Note that this is our average speed because you have to take into consideration that the rotation of the Earth about its axis means that sometimes we are going as much as 1,358 km/h faster than this and sometimes 1,358 km/h slower. We are always speeding up or slowing down as we orbit the Sun.

Of course, that is not the last of it. The Sun and all of its planets are travelling together, past all of the other stars in our region, at a speed of 71,300 km/h towards the constellation Hercules. Further, all of the stars in our neighbourhood orbit around the centre of the Milky Way at an astounding 800,000 km/h. And the galaxy itself is travelling through space at the phenomenal rate of 2.2 million km/h in the direction - from our perspective - of the Centaurus constellation.

When all of these motions are combined, our net speed is about 1.4 million km/h in the direction of the constellation Leo. (And there are still people who insist that we are not making any progress!)

Of course, all this whizzing through space is only one way to look at the Universe.

In the early part of this century, the astronomer, Edwin P. Hubble, was studying the night sky and, in particular, galaxies.

Using the Doppler shifts observed in the light from these galaxies and, in particular, the line spectra arising from key elements, he came to a rather startling conclusion: all of the more distant galaxies are moving away from us.
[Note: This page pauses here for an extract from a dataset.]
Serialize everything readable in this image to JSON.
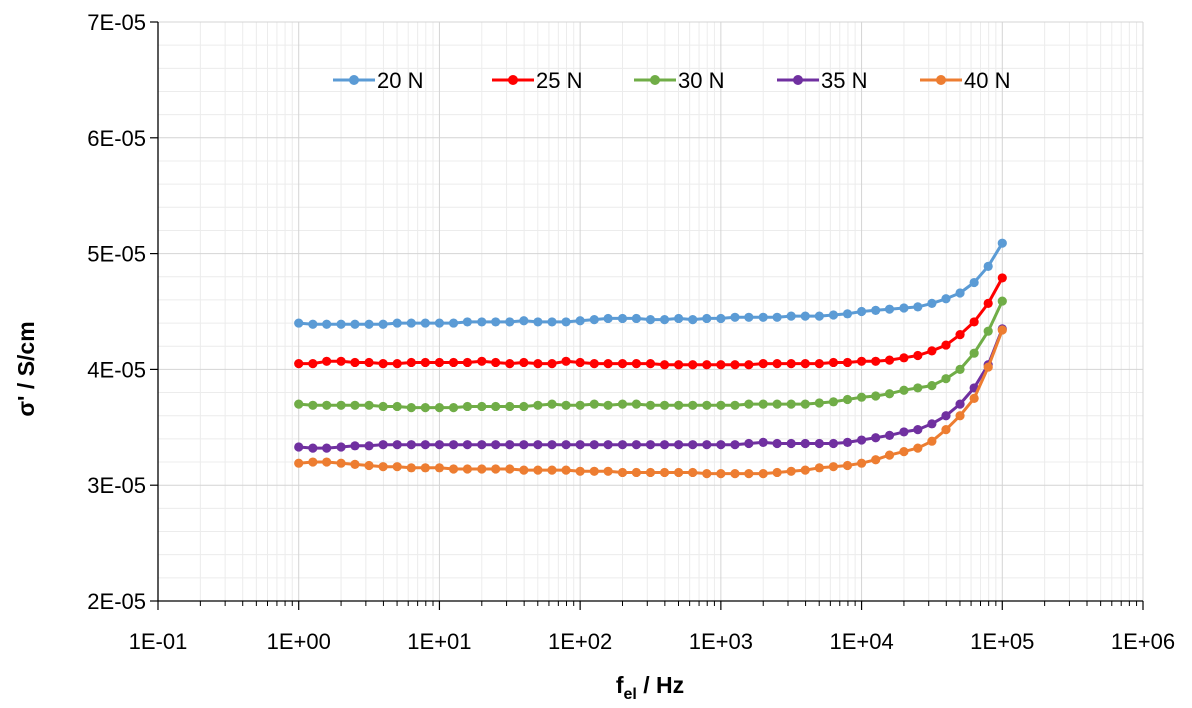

Furthermore, from his careful measurements, Hubble was able to postulate that the "recessional speed of a distant galaxy is proportional to its distance away."

This conclusion eventual gave rise to the "Big Bang Theory" the notion that the Universe started in a single explosion of energy and matter that has been expanding ever since. Of course, this leads to the question: where did this explosion occur? That is, where was the centre of the Big Bang?

As far as we can tell with our present capabilities, all of the matter in the Universe seems to be expanding uniformly in all directions. That is, there is no centre. Or any point in the Universe is just as likely to be the centre as any other point.

Indeed, any and every point can be declared the centre of the Universe with equal certainty.

If that is the case, then the centre of the Universe - the one spot not expanding and hence not moving relative to the rest of the Universe might as well be the spot right between your eyes. Yes, from a cosmological point of view, the Universe could be - indeed, is - revolving around you.

Of course, this is probably not something that you want to tell anyone else.